Former deputy mayor Lyal Cocks said the fund was “never intended to become a slush fund to cover budget shortfalls”. PHOTO: Supplied
He suggested more appropriate uses of the money could be to secure the old sewage ponds site, or to acquire the old Mitre 10 building to home groups such as Kahu Youth, Aspiring Gymsports and the Wanaka Toy Library.
“The danger of using this fund to cover budget shortfalls on smaller community projects is where do you draw the line? This fund was never intended to become a slush fund to cover budget shortfalls,” he said.
WCB member Ed Taylor said his concern was the council would “just chip away at this fund, a million here, a million there”.
“I’d like to put a stake in the sand and say we look at a significant project that wouldn’t get council funding otherwise… like a Scurr Heights Memorial Project.”
Ed asked QLDC property manager Richard Pope what would happen if the WCB did not approve Richard’s report, which recommended the board approve money for the Luggate Hall project.
Richard appeared taken aback, saying, “That’s a good question.”
“I’d need to go back and decide, would I put the recommendation without your agreement.
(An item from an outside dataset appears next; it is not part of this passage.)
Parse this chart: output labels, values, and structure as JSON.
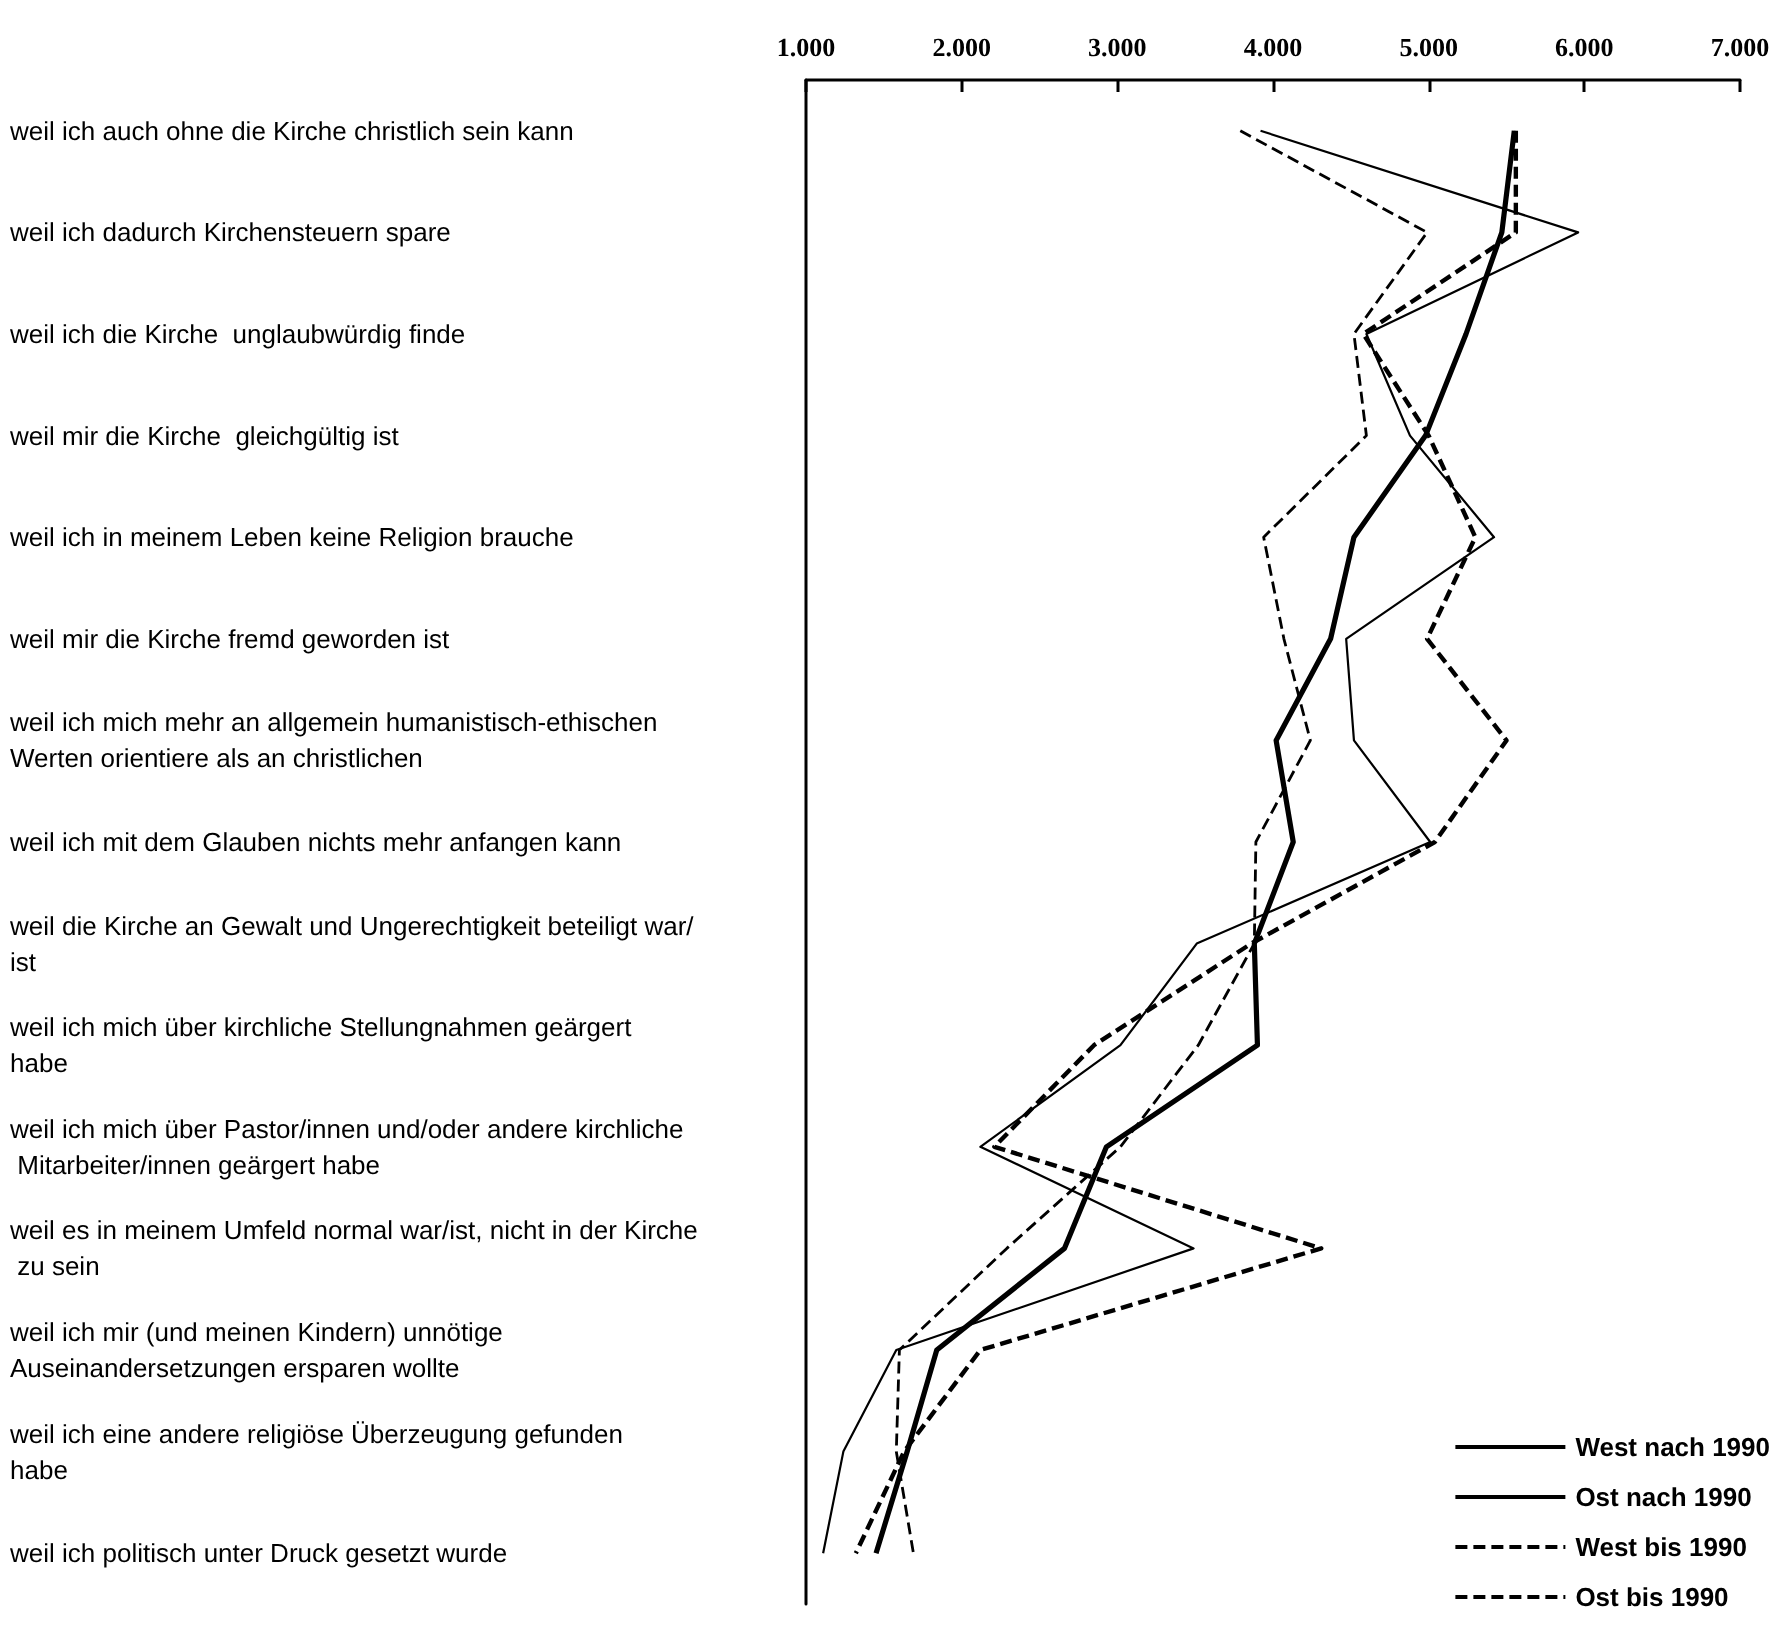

That’s the dilemma I would face,” he said.
A QLDC spokesperson later confirmed to the Wanaka App that the decision “ultimately rests with council”, adding: “However, it is preferable to have the support of the Wanaka Community Board.”
Richard said the new Luggate Hall had been conceived and planned as an asset for the wider community, and QLDC community services general manager Thunes Cloete said the hall “will be seen as another string to our bow in the district”.
Councillor Quentin Smith said he agreed with Ed and Lyal that the asset fund “should be spent on things that are enduring and not just things that are business as usual”, adding “we need to make sure the remainder of the fund is spent incredibly wisely.”
The new Luggate Memorial Centre project “only just meets the criteria” for funding from the asset fund, Quentin Smith said. IMAGE: QLDC
He said the Luggate Memorial Centre (the new name for the hall) “probably only just meets the criteria for funding” from the asset fund.
The recommendation was passed, with only Jude Battson voting against it. Jude said she was not comfortable with the “last minute” discussion on such a significant issue.
“There wasn’t a robust process to reach the decision,” she told the Wanaka App after the meeting. The WCB members received the agenda item on Monday.
Jude said the remaining money in the asset reserve sale fund should be spent on “something that will be around forever”, and the community may want to have a say in what that is.
She suggested an arts centre could be an appropriate project. Quentin told the Wanaka App the money could also be used if the council had to purchase land at Sticky Forest.
The policy for the asset fund says it may be used to fund capital expenditure approved in the 10 Year Plan or Annual Plan for projects which will increase the level of service for the Wanaka ward (excluding services required because of growth, otherwise funded from development contributions and depreciation) and may include repayment of debt on projects which have increased the level of service for the Wanaka ward.
The funds may not be used for operating expenditure or to purchase assets which are primarily acquired for speculative purposes, the policy states.